Gadiel Ramirez: I sure like that Santa Fe is an inclusive, multicultural town. I may receive visitors from several parts of the planet any given day. As I interact in harmony with them, I am able to understand better the world and myself.
Back to the sky
The Dover Quartet’s violist, Milena Pajaro van de Stadt, loves attending performances at the Santa Fe Opera, in part for the panoramic view of the Jemez Mountains to the west and the Sangre de Cristo Mountains to the east.
Milena Pajaro van de Stadt: I just love to see the sunset and there’s one incredible place to see it, which is at the opera.

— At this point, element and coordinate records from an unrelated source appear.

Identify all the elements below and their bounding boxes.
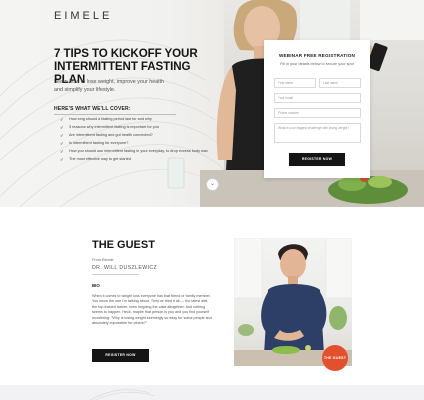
check-icon: ✓ bbox=[60, 149, 64, 154]
list-item-text: The most effective way to get started bbox=[69, 157, 131, 161]
hero-subtitle-line2: and simplify your lifestyle. bbox=[54, 87, 116, 93]
guest-from: From Eimele bbox=[92, 258, 114, 262]
checklist: ✓ How long should a fasting period last f… bbox=[60, 117, 210, 165]
phone-field[interactable]: Phone number bbox=[274, 108, 361, 118]
check-icon: ✓ bbox=[60, 141, 64, 146]
list-item-text: How long should a fasting period last fo… bbox=[69, 117, 152, 121]
check-icon: ✓ bbox=[60, 157, 64, 162]
registration-form: WEBINAR FREE REGISTRATION Fill in your d… bbox=[264, 40, 370, 178]
guest-register-button[interactable]: REGISTER NOW bbox=[92, 349, 149, 362]
divider bbox=[92, 274, 139, 275]
bio-heading: BIO bbox=[92, 283, 100, 288]
list-item-text: Are intermittent fasting and gut health … bbox=[69, 133, 153, 137]
list-item: ✓ How you should use intermittent fasting… bbox=[60, 149, 210, 154]
list-item-text: Is intermittent fasting for everyone? bbox=[69, 141, 129, 145]
first-name-field[interactable]: First name bbox=[274, 78, 316, 88]
divider bbox=[54, 114, 176, 115]
hero-subtitle: Learn how to lose weight, improve your h… bbox=[54, 79, 164, 85]
email-field[interactable]: Your email bbox=[274, 93, 361, 103]
list-item: ✓ The most effective way to get started bbox=[60, 157, 210, 162]
check-icon: ✓ bbox=[60, 117, 64, 122]
chevron-down-icon[interactable]: ⌄ bbox=[206, 178, 219, 191]
form-subtitle: Fill in your details below to secure you… bbox=[280, 62, 354, 66]
list-item: ✓ Are intermittent fasting and gut health… bbox=[60, 133, 210, 138]
check-icon: ✓ bbox=[60, 125, 64, 130]
check-icon: ✓ bbox=[60, 133, 64, 138]
challenge-question-field[interactable]: What is your biggest challenge with losi… bbox=[274, 123, 361, 143]
section-title: THE GUEST bbox=[92, 239, 155, 251]
guest-badge: THE GUEST bbox=[322, 345, 348, 371]
last-name-field[interactable]: Last name bbox=[319, 78, 361, 88]
bio-text: When it comes to weight loss everyone ha… bbox=[92, 294, 212, 326]
register-now-button[interactable]: REGISTER NOW bbox=[289, 153, 345, 166]
decorative-swirl bbox=[89, 389, 156, 400]
list-item: ✓ How long should a fasting period last f… bbox=[60, 117, 210, 122]
cover-heading: HERE'S WHAT WE'LL COVER: bbox=[54, 106, 131, 112]
hero-section: EIMELE 7 TIPS TO KICKOFF YOUR INTERMITTE… bbox=[0, 0, 424, 207]
guest-name: DR. WILL DUSZLEWICZ bbox=[92, 265, 158, 271]
list-item: ✓ 3 reasons why intermittent fasting is i… bbox=[60, 125, 210, 130]
list-item-text: 3 reasons why intermittent fasting is im… bbox=[69, 125, 159, 129]
list-item: ✓ Is intermittent fasting for everyone? bbox=[60, 141, 210, 146]
list-item-text: How you should use intermittent fasting … bbox=[69, 149, 208, 153]
guest-section: THE GUEST From Eimele DR. WILL DUSZLEWIC… bbox=[0, 207, 424, 385]
brand-logo[interactable]: EIMELE bbox=[54, 10, 112, 22]
form-title: WEBINAR FREE REGISTRATION bbox=[278, 53, 356, 58]
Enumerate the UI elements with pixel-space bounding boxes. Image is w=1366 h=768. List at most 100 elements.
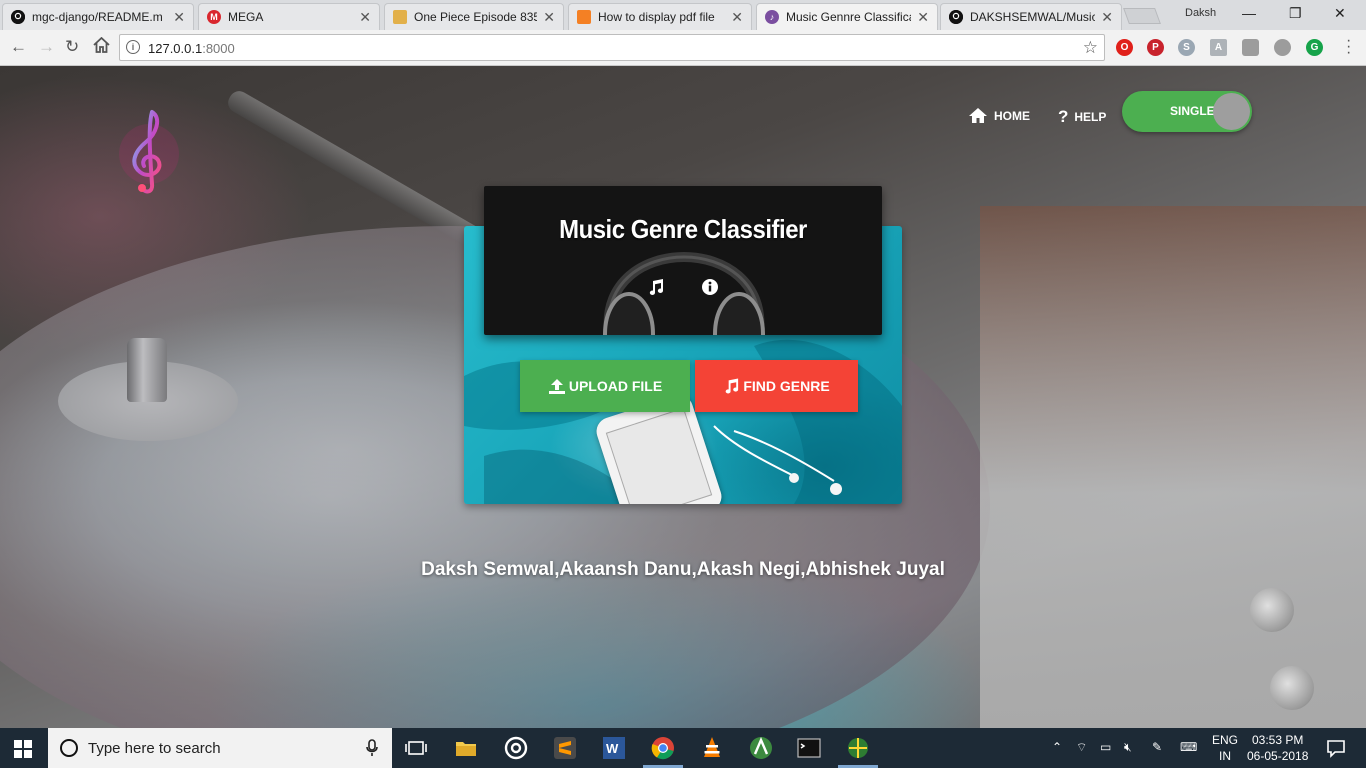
android-studio-icon[interactable] [749, 736, 773, 760]
mode-toggle-label: SINGLE [1170, 104, 1215, 118]
nav-home-link[interactable]: HOME [968, 107, 1030, 124]
deck-knob-graphic [1270, 666, 1314, 710]
close-icon[interactable]: ✕ [543, 9, 555, 26]
upload-file-label: UPLOAD FILE [568, 378, 663, 394]
clock-date: 06-05-2018 [1247, 749, 1309, 763]
house-icon [969, 108, 987, 123]
mode-toggle-switch[interactable]: SINGLE [1122, 91, 1252, 132]
command-prompt-icon[interactable] [797, 736, 821, 760]
url-text: 127.0.0.1:8000 [148, 41, 235, 56]
music-note-icon: ♪ [765, 10, 779, 24]
skype-icon[interactable]: S [1178, 39, 1195, 56]
forward-icon[interactable]: → [38, 37, 55, 57]
tab-music-genre-classifier[interactable]: ♪ Music Gennre Classifica ✕ [756, 3, 938, 30]
pen-icon[interactable]: ✎ [1152, 740, 1162, 754]
site-info-icon[interactable]: i [126, 40, 140, 54]
word-icon[interactable]: W [602, 736, 626, 760]
clock-time: 03:53 PM [1252, 733, 1304, 747]
reload-icon[interactable]: ↻ [65, 37, 79, 57]
find-genre-button[interactable]: FIND GENRE [695, 360, 858, 412]
input-language[interactable]: ENG IN [1212, 732, 1238, 764]
restore-icon[interactable]: ❐ [1289, 5, 1302, 22]
notifications-icon[interactable] [1324, 736, 1348, 760]
music-note-icon[interactable] [647, 278, 665, 301]
network-app-icon[interactable] [846, 736, 870, 760]
system-clock[interactable]: 03:53 PM 06-05-2018 [1247, 732, 1308, 764]
close-icon[interactable]: ✕ [731, 9, 743, 26]
grammarly-icon[interactable]: G [1306, 39, 1323, 56]
tab-title: Music Gennre Classifica [786, 10, 912, 24]
home-icon[interactable] [93, 36, 110, 58]
tab-mega[interactable]: M MEGA ✕ [198, 3, 380, 30]
question-icon: ? [1058, 107, 1069, 126]
tab-title: One Piece Episode 835 [414, 10, 538, 24]
page-background: HOME ? HELP SINGLE Music Genre Classifie… [0, 66, 1366, 728]
groove-music-icon[interactable] [504, 736, 528, 760]
sublime-text-icon[interactable] [553, 736, 577, 760]
deck-graphic [980, 206, 1366, 728]
spindle-graphic [127, 338, 167, 402]
authors-text: Daksh Semwal,Akaansh Danu,Akash Negi,Abh… [421, 559, 945, 580]
tab-strip: mgc-django/README.m ✕ M MEGA ✕ One Piece… [0, 0, 1366, 30]
nav-help-link[interactable]: ? HELP [1058, 107, 1106, 127]
cloud-extension-icon[interactable] [1274, 39, 1291, 56]
opera-icon[interactable]: O [1116, 39, 1133, 56]
microphone-icon[interactable] [366, 739, 378, 757]
upload-icon [548, 378, 565, 394]
toggle-knob[interactable] [1213, 93, 1250, 130]
nav-home-label: HOME [994, 108, 1030, 123]
battery-icon[interactable]: ▭ [1100, 740, 1111, 754]
chrome-icon[interactable] [651, 736, 675, 760]
tab-title: mgc-django/README.m [32, 10, 163, 24]
windows-start-icon[interactable] [14, 740, 32, 758]
svg-text:W: W [606, 741, 619, 756]
github-icon [11, 10, 25, 24]
close-icon[interactable]: ✕ [917, 9, 929, 26]
wifi-icon[interactable]: ⌔ [1076, 740, 1087, 755]
shield-icon[interactable] [1242, 39, 1259, 56]
anime-site-icon [393, 10, 407, 24]
new-tab-button[interactable] [1123, 8, 1161, 24]
bookmark-star-icon[interactable]: ☆ [1083, 38, 1098, 58]
find-genre-label: FIND GENRE [743, 378, 830, 394]
nav-help-label: HELP [1074, 110, 1107, 124]
windows-taskbar: Type here to search W ⌃ ⌔ ▭ 🔇︎ ✎ ⌨ ENG I… [0, 728, 1366, 768]
tab-github-repo[interactable]: DAKSHSEMWAL/Music- ✕ [940, 3, 1122, 30]
tab-title: MEGA [228, 10, 264, 24]
mega-icon: M [207, 10, 221, 24]
show-hidden-icons-chevron-icon[interactable]: ⌃ [1052, 740, 1062, 754]
upload-file-button[interactable]: UPLOAD FILE [520, 360, 690, 412]
tab-github-readme[interactable]: mgc-django/README.m ✕ [2, 3, 194, 30]
taskbar-search-placeholder: Type here to search [88, 740, 221, 757]
language-code: ENG [1212, 733, 1239, 747]
app-title: Music Genre Classifier [559, 214, 807, 244]
profile-name[interactable]: Daksh [1185, 7, 1216, 19]
close-icon[interactable]: ✕ [359, 9, 371, 26]
tab-title: How to display pdf file [598, 10, 715, 24]
header-panel: Music Genre Classifier [484, 186, 882, 335]
github-icon [949, 10, 963, 24]
close-icon[interactable]: ✕ [1101, 9, 1113, 26]
task-view-icon[interactable] [404, 736, 428, 760]
stackoverflow-icon [577, 10, 591, 24]
tab-one-piece[interactable]: One Piece Episode 835 ✕ [384, 3, 564, 30]
tab-pdf-question[interactable]: How to display pdf file ✕ [568, 3, 752, 30]
volume-muted-icon[interactable]: 🔇︎ [1124, 740, 1132, 755]
pdf-extension-icon[interactable]: A [1210, 39, 1227, 56]
pinterest-icon[interactable]: P [1147, 39, 1164, 56]
music-note-icon [725, 378, 739, 394]
close-icon[interactable]: ✕ [173, 9, 185, 26]
file-explorer-icon[interactable] [454, 736, 478, 760]
treble-clef-logo[interactable] [118, 106, 180, 198]
region-code: IN [1219, 749, 1231, 763]
menu-icon[interactable]: · · · [1346, 33, 1351, 61]
taskbar-search-box[interactable]: Type here to search [48, 728, 392, 768]
address-bar[interactable]: i 127.0.0.1:8000 ☆ [119, 34, 1105, 61]
close-window-icon[interactable]: ✕ [1334, 5, 1346, 22]
tab-title: DAKSHSEMWAL/Music- [970, 10, 1096, 24]
vlc-icon[interactable] [700, 736, 724, 760]
keyboard-icon[interactable]: ⌨ [1180, 740, 1197, 754]
back-icon[interactable]: ← [10, 37, 27, 57]
info-icon[interactable] [701, 278, 719, 301]
minimize-icon[interactable]: — [1242, 5, 1256, 21]
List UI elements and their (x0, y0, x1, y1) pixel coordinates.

So every year that I’m here, I make sure to go to the opera super early, have a picnic, watch the sunset , and then see a great show.
A frequent festival participant, cellist Nicholas Canellakis, perhaps described it best when he said:
Nicholas Canellakis: “I think any great summer music festival in the classical music world is a combination of great musicians, great programming, and a beautiful place, and Santa Fe really excels obviously at all of those things. I mean, there’s a very good vibe!”
Santa Fe Audiences are “all any of us really want”
Pianist Jonathan Biss returned to the Festival in 2017.
Jonathan Biss: It was nice to be reminded of how spectacularly beautiful it is here, beautiful in a unique way. It doesn’t look like everywhere else. So there’s something very inspiring about being in a habitat that is so different from how I spend the rest of my life. So that’s really a great pleasure. And there’s a music-loving public here. The people are really listening with rapt attention. That’s all any of us really want. Ever.